I may have misunderstood this (struggling to go back and see but is this just antenatal?) but what about postnatal care?

Routinely described as awful on these pages!

Fraktal · 20/04/2012 14:45

It states that EU legislation prevents then from requiring evidence if English for registration but employers do have the right to request evidence.

I know that the MWs I teach have to pass an internationally recognised exam and achieve a level which is at B2 on the CE Framework, lower than the C1 required for international applicants, and that this exam is a specialism totally unrelated to being an HCP.

Whilst I teach some professional English that is to enable them to communicate with an anglophone who pitches up in an emergency and get by until an interpreter can be found. The idea that they could go to the UK, register and get a job on the strength of a Business English exam taken in their second year of training is scary. And it will happen because it's one of the most widely used exams there is but I doubt Trusts have someone who has a sufficiently in depth knowledge of this to assess what it actually means in terms of English ability and capacity to communicate as an HCP.

MNHQ Would be happy to comment further if you want but I'm a tad scared of outing myself so won't say any more.

minipie · 20/04/2012 15:19

I agree with maples that there needs to be discussion much earlier in pregnancy about conditions that can harm the foetus.

Some conditions, such as improperly treated hypothyroid, can have done damage to the developing foetus - and/or caused a miscarriage - long before any tests are done (in the current system). IMO such conditions should be considered and if necessary tested for at the first GP appointment. At present no tests happen until the booking in appointment or a consultant referral, which may well be too late.

As a positive comment, I have been very impressed with the ready availability of early scans in my local area - much appreciated and very reassuring. Though I gather this is not consistent throughout the country.

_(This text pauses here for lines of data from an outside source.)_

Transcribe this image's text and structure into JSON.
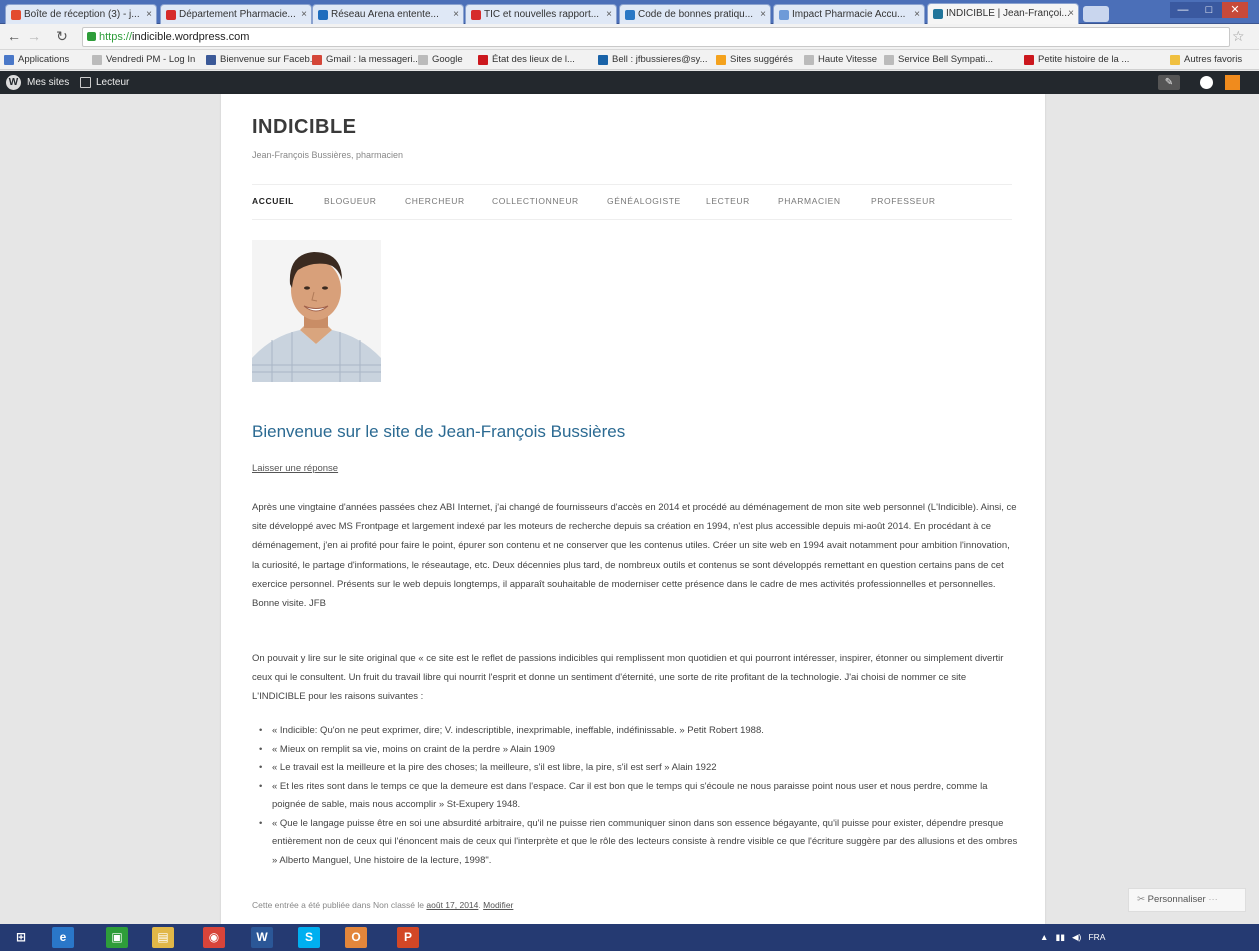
{
  "browser": {
    "tabs": [
      {
        "label": "Boîte de réception (3) - j...",
        "color": "#e34b2f"
      },
      {
        "label": "Département Pharmacie...",
        "color": "#d62b2b"
      },
      {
        "label": "Réseau Arena entente...",
        "color": "#1f6dbd"
      },
      {
        "label": "TIC et nouvelles rapport...",
        "color": "#d62b2b"
      },
      {
        "label": "Code de bonnes pratiqu...",
        "color": "#2a78c5"
      },
      {
        "label": "Impact Pharmacie Accu...",
        "color": "#6e9ad8"
      },
      {
        "label": "INDICIBLE | Jean-Françoi...",
        "color": "#21759b"
      }
    ],
    "url_scheme": "https://",
    "url_host": "indicible.wordpress.com",
    "bookmarks": [
      {
        "label": "Applications",
        "color": "#4a78c8"
      },
      {
        "label": "Vendredi PM - Log In",
        "color": "#bbbbbb"
      },
      {
        "label": "Bienvenue sur Faceb...",
        "color": "#3b5998"
      },
      {
        "label": "Gmail : la messageri...",
        "color": "#d44638"
      },
      {
        "label": "Google",
        "color": "#bbbbbb"
      },
      {
        "label": "État des lieux de l...",
        "color": "#cc181e"
      },
      {
        "label": "Bell : jfbussieres@sy...",
        "color": "#1a63a8"
      },
      {
        "label": "Sites suggérés",
        "color": "#f4a21d"
      },
      {
        "label": "Haute Vitesse",
        "color": "#bbbbbb"
      },
      {
        "label": "Service Bell Sympati...",
        "color": "#bbbbbb"
      },
      {
        "label": "Petite histoire de la ...",
        "color": "#cc181e"
      },
      {
        "label": "Autres favoris",
        "color": "#f0c040"
      }
    ]
  },
  "wpbar": {
    "my_sites": "Mes sites",
    "reader": "Lecteur"
  },
  "site": {
    "title": "INDICIBLE",
    "description": "Jean-François Bussières, pharmacien",
    "nav": [
      "ACCUEIL",
      "BLOGUEUR",
      "CHERCHEUR",
      "COLLECTIONNEUR",
      "GÉNÉALOGISTE",
      "LECTEUR",
      "PHARMACIEN",
      "PROFESSEUR"
    ]
  },
  "post": {
    "title": "Bienvenue sur le site de Jean-François Bussières",
    "reply": "Laisser une réponse",
    "para1": "Après une vingtaine d'années passées chez ABI Internet, j'ai changé de fournisseurs d'accès en 2014 et procédé au déménagement de mon site web personnel (L'Indicible). Ainsi, ce site développé avec MS Frontpage et largement indexé par les moteurs de recherche depuis sa création en 1994, n'est plus accessible depuis mi-août 2014. En procédant à ce déménagement, j'en ai profité pour faire le point, épurer son contenu et ne conserver que les contenus utiles. Créer un site web en 1994 avait notamment pour ambition l'innovation, la curiosité, le partage d'informations, le réseautage, etc. Deux décennies plus tard, de nombreux outils et contenus se sont développés remettant en question certains pans de cet exercice personnel. Présents sur le web depuis longtemps, il apparaît souhaitable de moderniser cette présence dans le cadre de mes activités professionnelles et personnelles. Bonne visite. JFB",
    "para2": "On pouvait y lire sur le site original que « ce site est le reflet de passions indicibles qui remplissent mon quotidien et qui pourront intéresser, inspirer, étonner ou simplement divertir ceux qui le consultent. Un fruit du travail libre qui nourrit l'esprit et donne un sentiment d'éternité, une sorte de rite profitant de la technologie. J'ai choisi de nommer ce site L'INDICIBLE pour les raisons suivantes :",
    "quotes": [
      "« Indicible: Qu'on ne peut exprimer, dire; V. indescriptible, inexprimable, ineffable, indéfinissable. » Petit Robert 1988.",
      "« Mieux on remplit sa vie, moins on craint de la perdre » Alain 1909",
      "« Le travail est la meilleure et la pire des choses; la meilleure, s'il est libre, la pire, s'il est serf » Alain 1922",
      "« Et les rites sont dans le temps ce que la demeure est dans l'espace. Car il est bon que le temps qui s'écoule ne nous paraisse point nous user et nous perdre, comme la poignée de sable, mais nous accomplir » St-Exupery 1948.",
      "« Que le langage puisse être en soi une absurdité arbitraire, qu'il ne puisse rien communiquer sinon dans son essence bégayante, qu'il puisse pour exister, dépendre presque entièrement non de ceux qui l'énoncent mais de ceux qui l'interprète et que le rôle des lecteurs consiste à rendre visible ce que l'écriture suggère par des allusions et des ombres » Alberto Manguel, Une histoire de la lecture, 1998\"."
    ],
    "meta_prefix": "Cette entrée a été publiée dans Non classé le",
    "meta_date": "août 17, 2014",
    "meta_sep": ".",
    "meta_edit": "Modifier"
  },
  "customize_label": "Personnaliser",
  "taskbar": {
    "apps": [
      {
        "icon": "windows-start-icon",
        "glyph": "⊞",
        "color": "#253a72"
      },
      {
        "icon": "internet-explorer-icon",
        "glyph": "e",
        "color": "#2a77c9"
      },
      {
        "icon": "store-icon",
        "glyph": "▣",
        "color": "#2e9d3a"
      },
      {
        "icon": "file-explorer-icon",
        "glyph": "▤",
        "color": "#e1b748"
      },
      {
        "icon": "chrome-icon",
        "glyph": "◉",
        "color": "#d8443a"
      },
      {
        "icon": "word-icon",
        "glyph": "W",
        "color": "#2b5797"
      },
      {
        "icon": "skype-icon",
        "glyph": "S",
        "color": "#00aff0"
      },
      {
        "icon": "outlook-icon",
        "glyph": "O",
        "color": "#e3863b"
      },
      {
        "icon": "powerpoint-icon",
        "glyph": "P",
        "color": "#d24726"
      }
    ],
    "tray_lang": "FRA"
  }
}
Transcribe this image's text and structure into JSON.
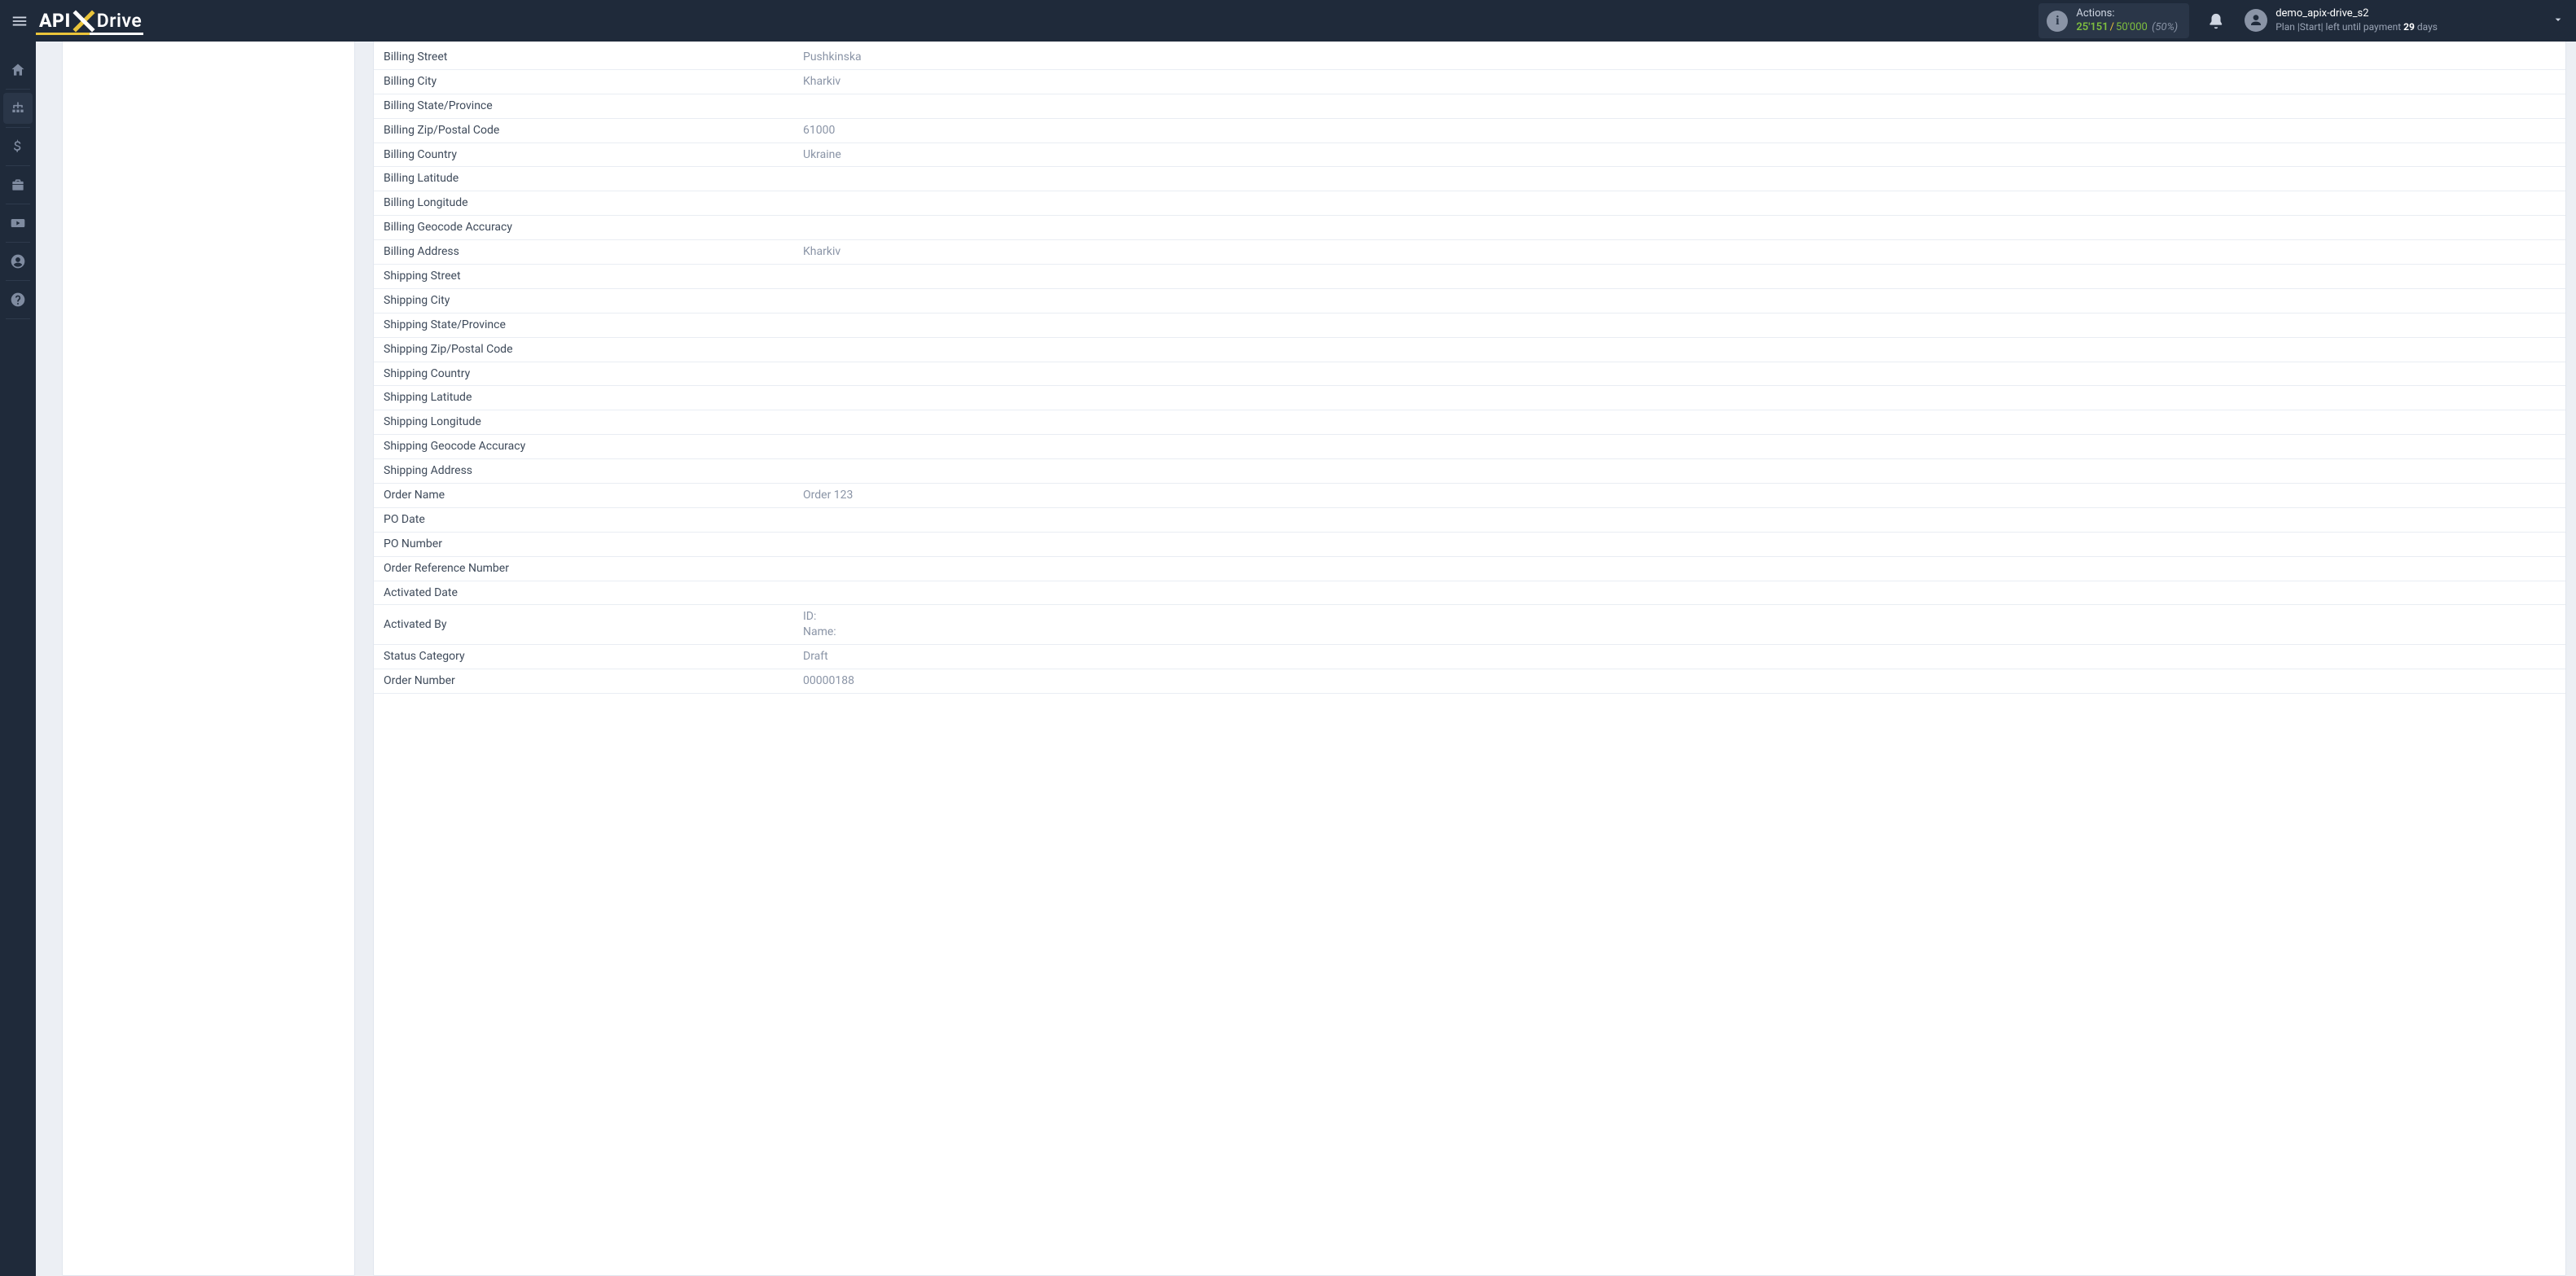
{
  "header": {
    "logo": {
      "api": "API",
      "drive": "Drive"
    },
    "actions": {
      "label": "Actions:",
      "used": "25'151",
      "total": "50'000",
      "pct": "(50%)"
    },
    "user": {
      "name": "demo_apix-drive_s2",
      "plan_prefix": "Plan |",
      "plan_name": "Start",
      "plan_mid": "| left until payment ",
      "days": "29",
      "days_suffix": " days"
    }
  },
  "sidebar": {
    "items": [
      {
        "name": "home-icon"
      },
      {
        "name": "sitemap-icon"
      },
      {
        "name": "dollar-icon"
      },
      {
        "name": "briefcase-icon"
      },
      {
        "name": "youtube-icon"
      },
      {
        "name": "user-icon"
      },
      {
        "name": "help-icon"
      }
    ]
  },
  "rows": [
    {
      "k": "Billing Street",
      "v": "Pushkinska"
    },
    {
      "k": "Billing City",
      "v": "Kharkiv"
    },
    {
      "k": "Billing State/Province",
      "v": ""
    },
    {
      "k": "Billing Zip/Postal Code",
      "v": "61000"
    },
    {
      "k": "Billing Country",
      "v": "Ukraine"
    },
    {
      "k": "Billing Latitude",
      "v": ""
    },
    {
      "k": "Billing Longitude",
      "v": ""
    },
    {
      "k": "Billing Geocode Accuracy",
      "v": ""
    },
    {
      "k": "Billing Address",
      "v": "Kharkiv"
    },
    {
      "k": "Shipping Street",
      "v": ""
    },
    {
      "k": "Shipping City",
      "v": ""
    },
    {
      "k": "Shipping State/Province",
      "v": ""
    },
    {
      "k": "Shipping Zip/Postal Code",
      "v": ""
    },
    {
      "k": "Shipping Country",
      "v": ""
    },
    {
      "k": "Shipping Latitude",
      "v": ""
    },
    {
      "k": "Shipping Longitude",
      "v": ""
    },
    {
      "k": "Shipping Geocode Accuracy",
      "v": ""
    },
    {
      "k": "Shipping Address",
      "v": ""
    },
    {
      "k": "Order Name",
      "v": "Order 123"
    },
    {
      "k": "PO Date",
      "v": ""
    },
    {
      "k": "PO Number",
      "v": ""
    },
    {
      "k": "Order Reference Number",
      "v": ""
    },
    {
      "k": "Activated Date",
      "v": ""
    },
    {
      "k": "Activated By",
      "v": "ID:\nName:"
    },
    {
      "k": "Status Category",
      "v": "Draft"
    },
    {
      "k": "Order Number",
      "v": "00000188"
    }
  ]
}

thing1andthing2 · 20/04/2012 15:27

Agree totally with northern lurker. The thing I would like to see changed is the language used at every stage.
There is currently too much "next appointment we will do this" and "you will see the consultant for this" and "we won't allow you to do that".
The language which should be used is:
"based on current evidence we are constrained to recommend x (but ultimately it is your choice)" or
"based on policy I need to recommend that you do y (but ultimately it is your choice)"
"we prefer to offer an appointment with a consultant to discuss z issue (but ultimately it is your choice)"
"next appointment I would like to offer you abc test, the benefits of this are x and the risks are y (and ultimately it is your choice)".
"our policy means that I have to recommend x, but if you decline this, I will just document it in your notes that I offered it and you declined".
And last but not least, women should be given the evidence for and against every recommendation.
E.g. " we recommend continuous monitoring during a VBAC. The reasons for this are X and Y. The evidence shows it is safer e.g. because it can mean a scar rupture is found earlier. The risks are e.g. it will stop you moving around which may slow labour or make it more painful (and ultimately it is your choice). "
Instead at the moment women get "we insist on CTG monitoring for a VBAC".

If all maternity workers have to go on communication courses to learn to talk like this IMO it would be money well spent.

My PhD research suggests a lot of birth trauma results from poor communication practices during labour and birth and I wouldn't be surprised if similarly women have more anxiety in pregnancy when they feel out of control and their concerns dismissed (happy to PM links to published research but don't want to out myself publicly).

Longtalljosie · 20/04/2012 15:33

This is a different thing - but related to the language. I did want to find out the sex of DD1 and my PCT doesn't do it. That's not a can of worms I'm going to open at the moment but it infuriated me (when I asked why they didn't, as so many other areas did) that it was "better" I didn't find out. Better for who? For me? I'll be the judge of that!